Weird SM scheduling policy on GTX570

When I do a experiment on GTX570 with CUDA, the scheduler for SM makes a strange decision.

GTX570 has 15 SMs.
I use 15 thread blocks, each one has 256 threads.
When I use Visual profiler to profile the kernel, the kernel latency graph shows the SM0 used twice, but SM6 never used and other SMs used once.
The graph looks like:

Multiprocessor SM0 SM1 SM2 SM3 SM4 SM5 SM6 SM7 SM8 SM9 SM10 SM11 SM12 SM13 SM14
Utilization___ 100% 50% 50% 50% 50% 50% 0% 50% 50% 50% 50% 50% 50% 50% 50% 50%

I don’t understand why it skip the SM6 since there are 15 blocks.

Also, when I run 13 blocks, SM6 and SM14 are not scheduled
when I run 14 blocks, only SM6 is not scheduled
However, when I run more than 15 blocks, every SM works on at lease one block.

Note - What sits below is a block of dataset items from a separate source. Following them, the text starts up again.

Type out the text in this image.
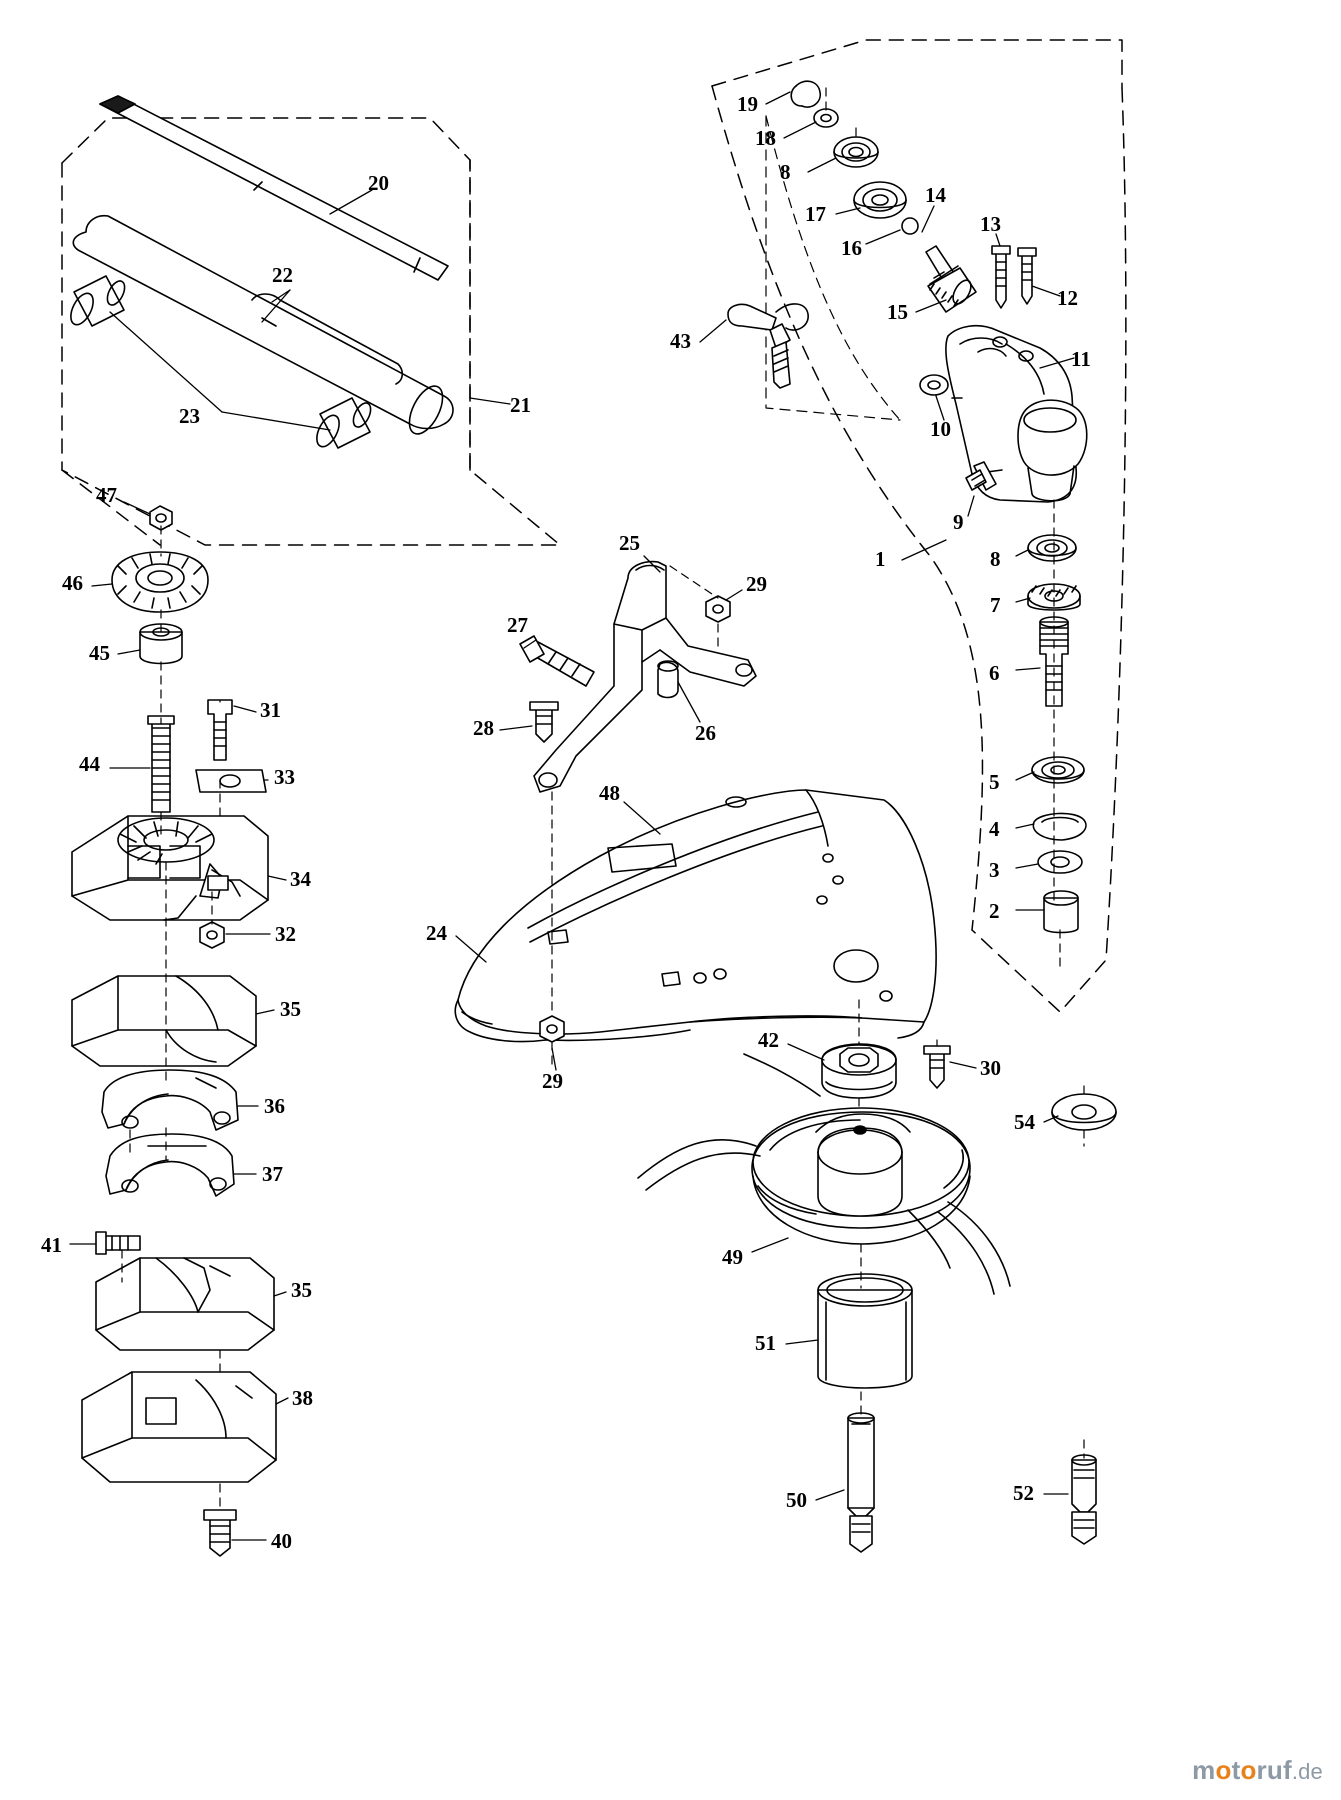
20
22
23	21
19
18
8
17
16
14
13
12
15
11
43
10
9
1	8
7
6
5
4
3
2
47
46
45
44
31
33
34
32
35
36
37
41
35
38
40
25
29
27
28	26
48
24
29
42
30
54
49
51
50	52
motoruf.de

So question is why the 15 blocks cannot be scheduled on all 15 SMs? This activities doubles the kernel running time.

Please help!

Do these threadblocks have extremely short execution time?

The compute work distributor algorithm is not documented and changes between architectures. The GTX 570 is not a perfect chip. It is missing 1 SM. This causes oddities in the scheduling. If you want an optimal launch (1 block per SM) you can achieve this by using dynamic shared memory allocation to force this behavior. For example if you allocate 24*1024+1 byte of shared memory then only 1 block will be able to be allocate to each SM.